High entropy oxides as a rising star in pollutant disposal and resource recycling: Emerging advancements and future challenges

Efficient pollutant disposal and rational resource recycling are pivotal for alleviating ecological dysfunction and balancing global energy consumption. The essential demand for functional materials has triggered tremendous efforts. High-entropy oxides (HEOs), incorporating at least five metal cations into a single-phase crystal structure, exhibit significant configurational disorder, providing an almost unlimited scope for tailoring the structure and property. These instinct characteristics endow HEOs with superior activity, adaptability, and stability than traditional metallic materials, presenting considerable commercial value. This review summarizes the design and progress of HEOs for catalysis, covering development history, synthetic strategies, structural features, and intrinsic properties, emphasizing the correlation between compositional and structural engineering and catalytic performance optimization. Mechanisms related to catalytic degradation of various pollutants and multifaceted resource utilization are analyzed, proposing challenges for future HEOs development. Tuning the composition and configuration of HEOs provides new ideas for obtaining high-performing catalysts and addressing challenges inherent in traditional systems.

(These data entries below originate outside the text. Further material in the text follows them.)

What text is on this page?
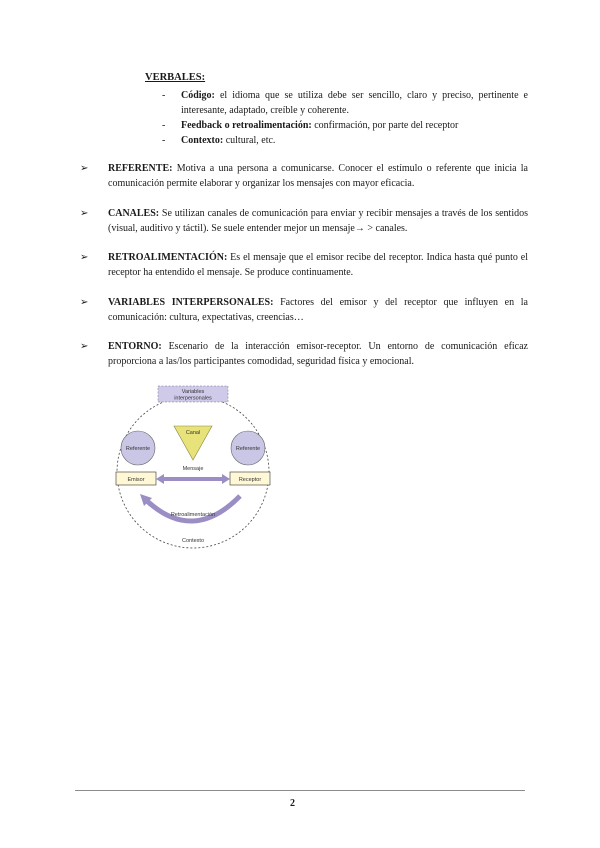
VERBALES:
-	Código: el idioma que se utiliza debe ser sencillo, claro y preciso, pertinente e interesante, adaptado, creíble y coherente.
-	Feedback o retroalimentación: confirmación, por parte del receptor
-	Contexto: cultural, etc.
➢	REFERENTE: Motiva a una persona a comunicarse. Conocer el estímulo o referente que inicia la comunicación permite elaborar y organizar los mensajes con mayor eficacia.
➢	CANALES: Se utilizan canales de comunicación para enviar y recibir mensajes a través de los sentidos (visual, auditivo y táctil). Se suele entender mejor un mensaje→ > canales.
➢	RETROALIMENTACIÓN: Es el mensaje que el emisor recibe del receptor. Indica hasta qué punto el receptor ha entendido el mensaje. Se produce continuamente.
➢	VARIABLES INTERPERSONALES: Factores del emisor y del receptor que influyen en la comunicación: cultura, expectativas, creencias…
➢	ENTORNO: Escenario de la interacción emisor-receptor. Un entorno de comunicación eficaz proporciona a las/los participantes comodidad, seguridad física y emocional.
Variables
interpersonales
Canal
Referente	Referente
Mensaje
Emisor	Receptor
Retroalimentación
Contexto
2
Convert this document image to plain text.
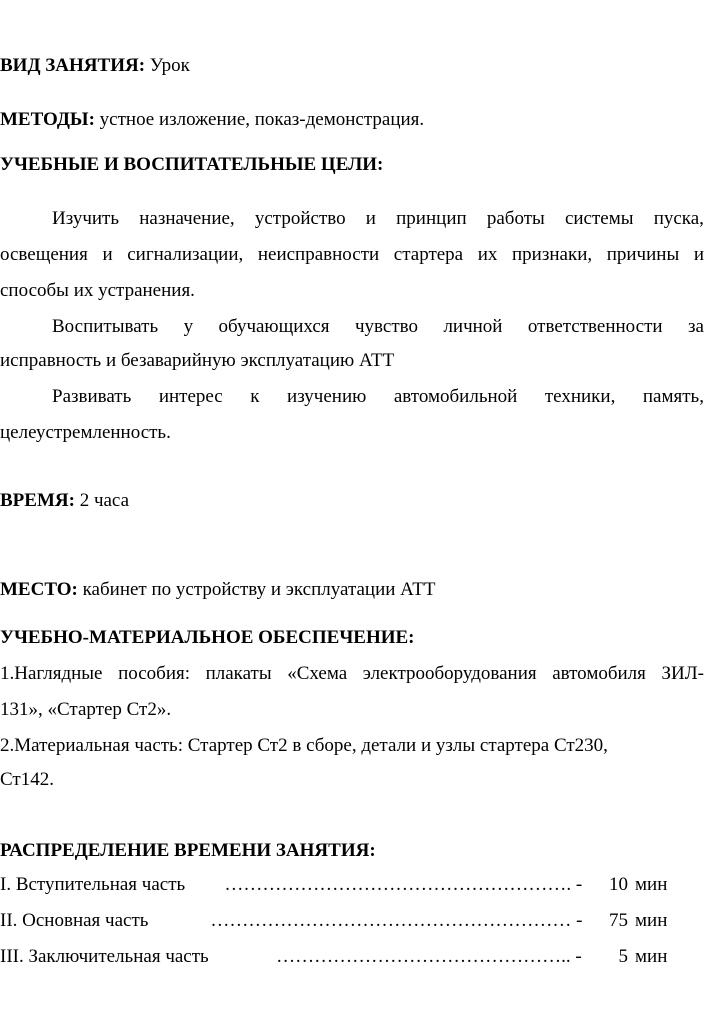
ВИД ЗАНЯТИЯ: Урок
МЕТОДЫ: устное изложение, показ-демонстрация.
УЧЕБНЫЕ И ВОСПИТАТЕЛЬНЫЕ ЦЕЛИ:
Изучить назначение, устройство и принцип работы системы пуска,
освещения и сигнализации, неисправности стартера их признаки, причины и
способы их устранения.
Воспитывать у обучающихся чувство личной ответственности за
исправность и безаварийную эксплуатацию АТТ
Развивать интерес к изучению автомобильной техники, память,
целеустремленность.
ВРЕМЯ: 2 часа
МЕСТО: кабинет по устройству и эксплуатации АТТ
УЧЕБНО-МАТЕРИАЛЬНОЕ ОБЕСПЕЧЕНИЕ:
1.Наглядные пособия: плакаты «Схема электрооборудования автомобиля ЗИЛ-
131», «Стартер Ст2».
2.Материальная часть: Стартер Ст2 в сборе, детали и узлы стартера Ст230,
Ст142.
РАСПРЕДЕЛЕНИЕ ВРЕМЕНИ ЗАНЯТИЯ:
I. Вступительная часть ………………………………………………. -	10 мин
II. Основная часть	………………………………………………… -	75 мин
III. Заключительная часть	……………………………………….. -	5 мин
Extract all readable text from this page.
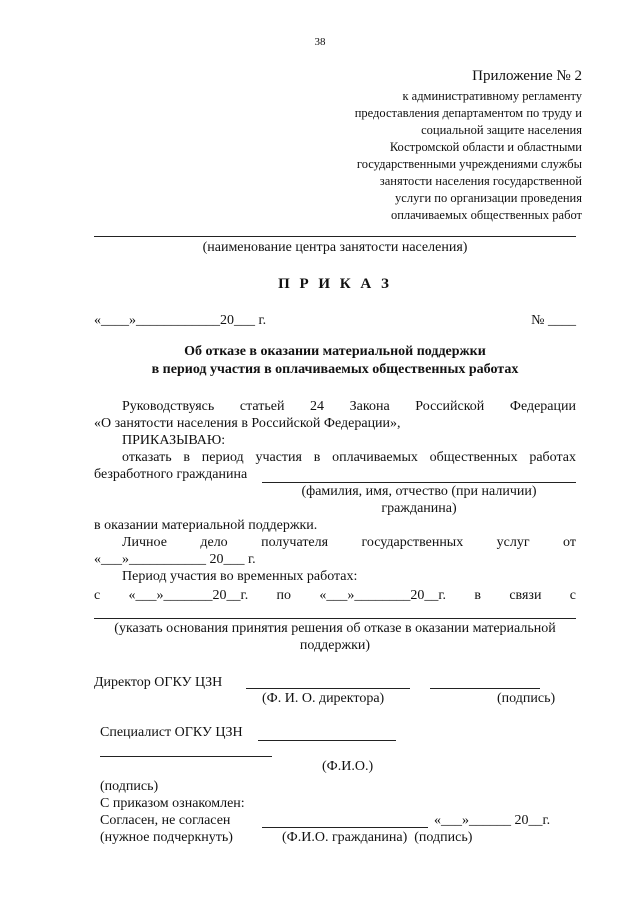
38
Приложение № 2
к административному регламенту
предоставления департаментом по труду и
социальной защите населения
Костромской области и областными
государственными учреждениями службы
занятости населения государственной
услуги по организации проведения
оплачиваемых общественных работ
(наименование центра занятости населения)
П Р И К А З
«____»____________20___ г.	№ ____
Об отказе в оказании материальной поддержки
в период участия в оплачиваемых общественных работах
Руководствуясь статьей 24 Закона Российской Федерации
«О занятости населения в Российской Федерации»,
ПРИКАЗЫВАЮ:
отказать в период участия в оплачиваемых общественных работах
безработного гражданина
(фамилия, имя, отчество (при наличии)
гражданина)
в оказании материальной поддержки.
Личное дело получателя государственных услуг от
«___»___________ 20___ г.
Период участия во временных работах:
с «___»_______20__г. по «___»________20__г. в связи с
(указать основания принятия решения об отказе в оказании материальной
поддержки)
Директор ОГКУ ЦЗН
(Ф. И. О. директора)	(подпись)
Специалист ОГКУ ЦЗН
(Ф.И.О.)
(подпись)
С приказом ознакомлен:
Согласен, не согласен	«___»______ 20__г.
(нужное подчеркнуть)	(Ф.И.О. гражданина)  (подпись)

高效污染物处置与合理化资源循环，对于缓解生态功能失调、平衡全球能源消耗至关重要。功能材料的迫切需求催生了大量相关研究投入。高熵氧化物（High-entropy oxides，HEOs）将至少五种金属阳离子整合至单相晶体结构中，展现出显著的构型无序性，为调控其结构与性能提供了近乎无限的空间。这些固有特性使得高熵氧化物相较于传统金属材料具备更优异的活性、适应性与稳定性，拥有可观的商业应用价值。本综述总结了用于催化领域的高熵氧化物的设计思路与研究进展，涵盖其发展历程、合成策略、结构特征与本征属性，并重点阐述了组分与结构调控同催化性能优化之间的内在关联。本文分析了高熵氧化物催化降解各类污染物的相关机制以及多维度资源利用路径，并提出了其未来发展面临的挑战。对高熵氧化物的组分与构型进行调控，为开发高性能催化剂以及解决传统催化体系固有的技术难题提供了全新思路。